Dustin Cook de retour sur ses skis

Finies les vacances pour le vice-champion du monde du super-G. Dustin Cook se retrouve ces jours-ci très loin du lac Sainte-Marie.
Le skieur alpin s'entraîne depuis quatre jours au Chili avec quelques coéquipiers de l'équipe canadienne, dont Erik Guay. Plus tôt cet été, il s'était tapé trois semaines en Europe afin de mettre à l'essai de l'équipement.
«Je me sens bien sur mes skis. Et je descends déjà très vite», lance-t-il au bout du fil.
Cook a passé un bel été loin des pentes. Un horaire meublé par des sorties avec sa copine et quelques dégustations de bière.
Ça, et l'entraînement en gymnase et sur les sentiers de vélo de montagne.
«J'ai toujours éprouvé de la difficulté à prendre du poids au fil de ma carrière, rappelle-t-il. Mais j'ai réussi cet été à gagner huit livres.»
Huit livres de muscles, précise-t-il rapidement en riant.
Cook fait maintenant osciller la balance à près de 90 kg (198 livres). Et surtout, il ne traîne aucun bobo. De quoi faire plaisir aux dirigeants de Canada Alpin, qui voient grand en vue de l'hiver prochain.
Attentes élevées
Guay, ancien champion du monde en descente, renouera avec la compétition. Manuel Osborne-Paradis, qui a remporté trois courses en Coupe du monde entre 2009 et 2010, fera de même.

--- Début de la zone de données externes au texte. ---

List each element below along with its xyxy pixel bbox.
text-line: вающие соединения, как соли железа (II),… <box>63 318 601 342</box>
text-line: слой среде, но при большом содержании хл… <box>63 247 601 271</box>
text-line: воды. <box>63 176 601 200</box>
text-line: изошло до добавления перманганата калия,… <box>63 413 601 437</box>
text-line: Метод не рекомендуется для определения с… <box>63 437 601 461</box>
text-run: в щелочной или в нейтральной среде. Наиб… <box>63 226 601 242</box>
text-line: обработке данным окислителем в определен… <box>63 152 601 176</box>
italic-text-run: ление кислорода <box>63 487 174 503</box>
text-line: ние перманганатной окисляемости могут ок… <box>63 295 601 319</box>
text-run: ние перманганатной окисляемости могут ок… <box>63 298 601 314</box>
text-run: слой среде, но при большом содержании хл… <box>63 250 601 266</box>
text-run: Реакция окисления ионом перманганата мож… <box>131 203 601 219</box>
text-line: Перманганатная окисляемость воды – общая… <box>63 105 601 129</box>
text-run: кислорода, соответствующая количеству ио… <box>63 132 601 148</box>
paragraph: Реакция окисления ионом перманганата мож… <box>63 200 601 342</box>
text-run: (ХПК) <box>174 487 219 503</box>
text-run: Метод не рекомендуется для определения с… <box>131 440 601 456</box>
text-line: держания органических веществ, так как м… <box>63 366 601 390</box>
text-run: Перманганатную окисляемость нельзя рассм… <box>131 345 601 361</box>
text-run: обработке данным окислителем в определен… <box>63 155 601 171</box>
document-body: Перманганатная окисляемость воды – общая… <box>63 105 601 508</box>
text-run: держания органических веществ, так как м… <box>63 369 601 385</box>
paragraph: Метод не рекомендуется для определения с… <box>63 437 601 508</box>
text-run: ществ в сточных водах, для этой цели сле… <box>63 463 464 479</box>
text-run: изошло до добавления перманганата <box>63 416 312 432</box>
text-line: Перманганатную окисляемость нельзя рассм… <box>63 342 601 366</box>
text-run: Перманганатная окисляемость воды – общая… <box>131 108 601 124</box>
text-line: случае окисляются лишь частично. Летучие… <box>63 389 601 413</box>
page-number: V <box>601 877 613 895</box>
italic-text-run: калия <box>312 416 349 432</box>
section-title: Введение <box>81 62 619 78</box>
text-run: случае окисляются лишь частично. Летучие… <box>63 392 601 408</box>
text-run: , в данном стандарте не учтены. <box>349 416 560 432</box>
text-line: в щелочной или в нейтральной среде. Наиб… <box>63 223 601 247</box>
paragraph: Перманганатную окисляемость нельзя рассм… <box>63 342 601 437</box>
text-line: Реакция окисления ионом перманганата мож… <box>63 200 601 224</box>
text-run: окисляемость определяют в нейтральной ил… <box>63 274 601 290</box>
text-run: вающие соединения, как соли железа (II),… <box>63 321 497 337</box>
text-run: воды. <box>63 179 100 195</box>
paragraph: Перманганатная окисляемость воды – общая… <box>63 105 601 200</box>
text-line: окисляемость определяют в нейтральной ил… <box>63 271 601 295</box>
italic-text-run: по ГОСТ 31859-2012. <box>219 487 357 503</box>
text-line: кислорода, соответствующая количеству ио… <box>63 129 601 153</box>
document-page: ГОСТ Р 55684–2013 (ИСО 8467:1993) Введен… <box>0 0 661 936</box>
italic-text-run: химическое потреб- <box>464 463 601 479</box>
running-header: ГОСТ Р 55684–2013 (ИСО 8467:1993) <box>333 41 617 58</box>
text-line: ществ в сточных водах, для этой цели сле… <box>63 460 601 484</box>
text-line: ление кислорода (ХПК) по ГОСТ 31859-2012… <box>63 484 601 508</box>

Ça devrait enlever un peu de pression sur les épaules de Cook, qui s'est hissé parmi l'élite la saison dernière. Il y a eu cette deuxième place surprise aux Mondiaux en février au Colorado.
Le skieur de l'Outaouais a répété l'exploit en remportant le bronze à Kvitfjell au début du mois de mars. Onze jours plus tard, il a gagné l'épreuve finale de la Coupe du monde à Méribel, en France.
L'étiquette d'inconnu ne tient plus. Dorénavant, les attentes seront élevées à chacune de ses sorties sur la neige.
Et il le sait.
Déjà, Dustin Cook a noté qu'on le reconnaît un peu plus souvent ici et là. Il ne baigne plus dans l'anonymat.
«On m'interpelle par mon nom maintenant. Je ne suis plus seulement un membre de l'équipe nationale quand on sollicite mon autographe», raconte-t-il.
Ses performances lui ont permis d'empocher plus de 51 000 $ la saison dernière sur le circuit de la Coupe du monde. Elles lui ont aussi permis d'attirer l'attention de possibles commanditaires.
«À ce chapitre, j'ai connu mon été le plus occupé. Il y a eu beaucoup de discussions, mais rien de concret n'a été conclu pour l'instant.»
Il reste encore sept semaines avant le début de la nouvelle saison. La première course, un slalom géant, est prévue le 25 octobre à Sölden, en Autriche.
«C'est encore loin à mes yeux. Si on se reparle lors de notre prochain camp d'entraînement à la mi-octobre, je risque d'être un peu plus fébrile à ce moment-là.»